Les membres du Conseil général ne prennent pas à la légère les menaces qui pèsent sur la Banque et ils expriment leurs craintes dès la séance secrète du 23 mars 1871. Selon l’un des régents, banquier,

« le vrai danger est dans l’occupation de la Banque par le Comité central qui peut y installer un Gouvernement de son choix, faire fabriquer des billets sans mesure ni limite et amener ainsi la ruine de l’établissement et celle du pays. [8] »

Pour un autre régent, industriel celui-là, « le Conseil ne peut pas […] exposer la Banque à être saccagée. Le mal serait irrémédiable et la destruction des valeurs du portefeuille et de la serre des dépôts constituerait une effroyable calamité, car c’est une grande partie de la fortune publique. [9] » Ainsi les régents donnent-ils raison, par avance, à Lissagaray et à Marx !

De fait, « la Commune ne voyait pas les vrais otages qu’elle avait sous la main : la Banque, l’Enregistrement et les Domaines, la Caisse des dépôts et consignations, etc. [10] », à l’inverse des régents qui eux les voyaient bien.

Les deux remarques sont pertinentes, mais plus encore celle de l’industriel. À la première, en effet, il est possible de répliquer, comme le fait Philippe Richer, que

« saisir l’encaisse conduirait Versailles, qui en détient l’essentiel à Brest et dans plusieurs succursales en province, à annuler les billets et à en imprimer d’autres, laissant à l’Hôtel de Ville un billet déprécié, sans valeur. [11] »

Par contre, outre les lingots, le numéraire et les billets de banque, l’institution parisienne est dépositaire « d’un portefeuille ordinaire et d’un portefeuille des prorogés s’élevant à 899 millions de francs, de 120 millions de francs de valeurs déposées en garantie d’avances et de 900 millions de francs de titres en dépôt. [12] » La destruction de ce « trésor » eût été un désastre pour la bourgeoisie. Un document anonyme intitulé Hypothèse de l’envahissement, pillage ou incendie de la Banque de France par la Commune révolutionnaire de 1871 expose notamment le risque de voir « des factures détruites ou compromises, le commerce et l’industrie profondément atteints » [13].

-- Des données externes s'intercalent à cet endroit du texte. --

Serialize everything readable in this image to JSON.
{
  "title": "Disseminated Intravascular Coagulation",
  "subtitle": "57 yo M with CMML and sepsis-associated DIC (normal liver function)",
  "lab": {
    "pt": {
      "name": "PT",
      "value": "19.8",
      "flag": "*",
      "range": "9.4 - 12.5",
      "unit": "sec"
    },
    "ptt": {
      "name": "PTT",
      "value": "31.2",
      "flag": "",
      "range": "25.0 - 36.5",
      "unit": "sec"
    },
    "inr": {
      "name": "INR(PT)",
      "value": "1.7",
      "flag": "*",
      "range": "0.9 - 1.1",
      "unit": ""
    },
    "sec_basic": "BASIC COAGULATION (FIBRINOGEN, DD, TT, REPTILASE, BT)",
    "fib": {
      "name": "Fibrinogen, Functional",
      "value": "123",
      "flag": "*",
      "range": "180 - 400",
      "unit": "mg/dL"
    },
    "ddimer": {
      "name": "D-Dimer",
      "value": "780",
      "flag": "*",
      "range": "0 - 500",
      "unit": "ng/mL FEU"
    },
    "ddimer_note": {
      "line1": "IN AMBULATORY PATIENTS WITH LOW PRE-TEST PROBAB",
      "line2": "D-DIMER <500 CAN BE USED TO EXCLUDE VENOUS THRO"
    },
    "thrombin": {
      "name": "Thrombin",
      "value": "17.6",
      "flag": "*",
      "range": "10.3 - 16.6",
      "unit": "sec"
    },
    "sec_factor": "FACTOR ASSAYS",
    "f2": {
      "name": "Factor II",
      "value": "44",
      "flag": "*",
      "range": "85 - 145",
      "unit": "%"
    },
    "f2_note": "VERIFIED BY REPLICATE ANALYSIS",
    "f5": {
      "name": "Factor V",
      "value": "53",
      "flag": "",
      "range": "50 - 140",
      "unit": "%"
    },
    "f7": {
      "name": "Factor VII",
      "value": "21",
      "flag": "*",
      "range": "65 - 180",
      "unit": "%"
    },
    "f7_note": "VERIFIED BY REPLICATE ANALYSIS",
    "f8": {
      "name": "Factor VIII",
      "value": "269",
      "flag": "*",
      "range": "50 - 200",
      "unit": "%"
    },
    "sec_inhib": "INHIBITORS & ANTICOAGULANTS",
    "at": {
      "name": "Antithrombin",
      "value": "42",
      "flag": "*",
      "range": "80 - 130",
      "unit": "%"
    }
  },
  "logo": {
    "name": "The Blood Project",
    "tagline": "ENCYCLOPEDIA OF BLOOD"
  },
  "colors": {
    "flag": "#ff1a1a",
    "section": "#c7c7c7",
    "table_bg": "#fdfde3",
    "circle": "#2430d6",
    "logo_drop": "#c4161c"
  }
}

L’appréhension des responsables de la Banque est si forte que, le 20 mai 1871, le sous-gouverneur donne l’ordre de descendre toutes les valeurs dans les caves et d’en ensabler ensuite l’escalier d’accès :

«  On commença cette translation le 20 mai à midi. Ce fut un rude travail, il y avait l’argent et l’or des caisses auxiliaires, les titres en dépôt volontaire ou en garantie d’avances, les effets de commerce en portefeuilles, les billets prêts pour la circulation et les billets fabriqués attendant leur entrée en caisse. On y ajouta les grands livres de la comptabilité générale et les doubles registres servant à l’inscription des actionnaires de la Banque. Le transbordement fut exécuté par tout le personnel qui faisait la chaîne. Il ne dura pas moins de quinze heures. Quand il fut terminé, on remplit de sable l’unique escalier en vrille des serres souterraines, on recouvrit l’orifice extérieur d’une dalle et l’on referma la lourde porte à trois clefs et à combinaison. [14] »

Prendre le contrôle des titres et effets de commerce en dépôt et – en l’absence alors d’informatique et de sauvegarde électronique – des livres comptables de la Banque, eût certainement donné aux communards une arme puissante de négociation : en effet, ils auraient menacé ainsi d’ébranler tout le système financier du capitalisme de l’époque. Les très nombreux bourgeois concernés n’eussent pas manqué de peser sur Thiers pour qu’il transigeât.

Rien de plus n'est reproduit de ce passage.